Viruses are much more varied, rapidly evolving and hard to access than bacteria – so scientists searching for drug-based treatments have their work cut out.
The UK's Prime Minister, Boris Johnson, recently announced the creation of an antivirus taskforce to "supercharge" the development of new antiviral drugs. At a Downing Street press conference, Johnson said: "The majority of scientific opinion in this country is still firmly of the view that there will be another wave of Covid at some stage this year." The Prime Minister hopes to have antiviral drugs ready by the autumn to help quell a third wave.
While there are anti-inflammatory drugs that reduce the risk of death from Covid-19, such as dexamethasone and tocilizumab, they are only given to people hospitalised with severe Covid-19. But Johnson wants drugs that can be taken at home, in pill form, that stop people ending up in hospital on a ventilator.
It usually takes years to develop and approve new antiviral drugs because the discovery pipeline involves a painstaking process of identifying chemical compounds that target the virus and then testing their efficacy and safety. For this reason, scientists are also looking at reusing existing drugs that have been approved for treating other viruses or diseases.

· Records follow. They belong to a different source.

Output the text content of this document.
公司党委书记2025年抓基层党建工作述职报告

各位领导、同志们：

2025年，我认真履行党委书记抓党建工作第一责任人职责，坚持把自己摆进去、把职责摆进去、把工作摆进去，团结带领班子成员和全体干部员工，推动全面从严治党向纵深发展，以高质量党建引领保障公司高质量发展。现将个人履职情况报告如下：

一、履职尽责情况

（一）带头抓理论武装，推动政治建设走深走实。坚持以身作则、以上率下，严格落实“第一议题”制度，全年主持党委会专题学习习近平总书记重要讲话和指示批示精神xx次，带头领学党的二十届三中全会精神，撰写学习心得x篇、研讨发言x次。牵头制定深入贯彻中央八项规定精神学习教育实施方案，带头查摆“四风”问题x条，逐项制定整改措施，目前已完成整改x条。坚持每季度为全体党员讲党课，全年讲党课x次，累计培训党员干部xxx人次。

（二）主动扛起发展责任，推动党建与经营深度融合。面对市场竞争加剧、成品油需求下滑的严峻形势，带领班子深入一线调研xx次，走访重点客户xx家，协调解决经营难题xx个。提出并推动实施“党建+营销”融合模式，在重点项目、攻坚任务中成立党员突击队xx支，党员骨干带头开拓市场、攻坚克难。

Unlike broad-spectrum antibiotics, which can be used to treat a wide range of bacterial infections, drugs that work against one type of virus rarely work at treating other viruses. For example, remdesivir, originally developed for treating hepatitis C, was at one point suggested as a treatment for Covid-19, but clinical trials have shown that it has only a limited effect against this coronavirus.
The reason there are few effective broad-spectrum antivirals is that viruses are much more diverse than bacteria, including in how they store their genetic information (some in the form of DNA and some as RNA). Unlike bacteria, viruses have fewer of their own protein building blocks that can be targeted with drugs.
For a drug to work, it has to reach its target. This is particularly difficult with viruses because they replicate inside human cells by hijacking our cellular machinery. The drug needs to get inside these infected cells and act on processes that are essential for the normal functioning of the human body. Unsurprisingly, this often results in collateral damage to human cells, experienced as side-effects.
Targeting viruses outside cells – to stop them from gaining a foothold before they can replicate – is possible, but is also difficult because of the nature of the virus shell. The shell is extraordinarily robust, resisting the negative effects of the environment on the way to its host. Only when the virus reaches its target does its shell decompose or eject its contents, which contain its genetic information.
This process may be a weak spot in the virus lifecycle, but the conditions that control the release are very specific. While drugs targeting the virus shell sounds appealing, some may still be toxic to humans.
Despite these difficulties, drugs that treat viruses such as influenza and HIV have been developed. Some of these drugs target the processes of viral replication and the viral shell assembly. Promising drug targets of coronaviruses have been identified as well. But developing new drugs takes a long time, and viruses mutate quickly. So even when a drug is developed, the ever-evolving virus might soon develop resistance towards it.
A further problem in fighting viruses is that several – such as HIV, papillomavirus and herpes – can switch into a sleeping mode. In this state, infected cells don't produce any new viruses. The genetic information of the virus is the only viral thing present in the cells. Drugs interfering with the replication or shell of the virus do not have anything to be active against, so the virus survives.
When the sleeping virus becomes active again, symptoms are likely to reoccur and additional treatment with a drug is then necessary. This increases the chance of the drug resistance developing, since the virus experiences the drug-induced selection for resistant variants for a longer time.
Although we are still only starting to understand the lifecycle of coronaviruses, there are signs that they can persist for an extended time, particularly in patients with weak immunity, resulting in an additional problem of generating more resistant virus strains.
Research on understanding how the coronavirus works has come a long way in a short time, but when it comes to developing antivirals there are still many questions to be answered. With a potential resurgence in infections expected later in the year, the antiviral taskforce has its work cut out.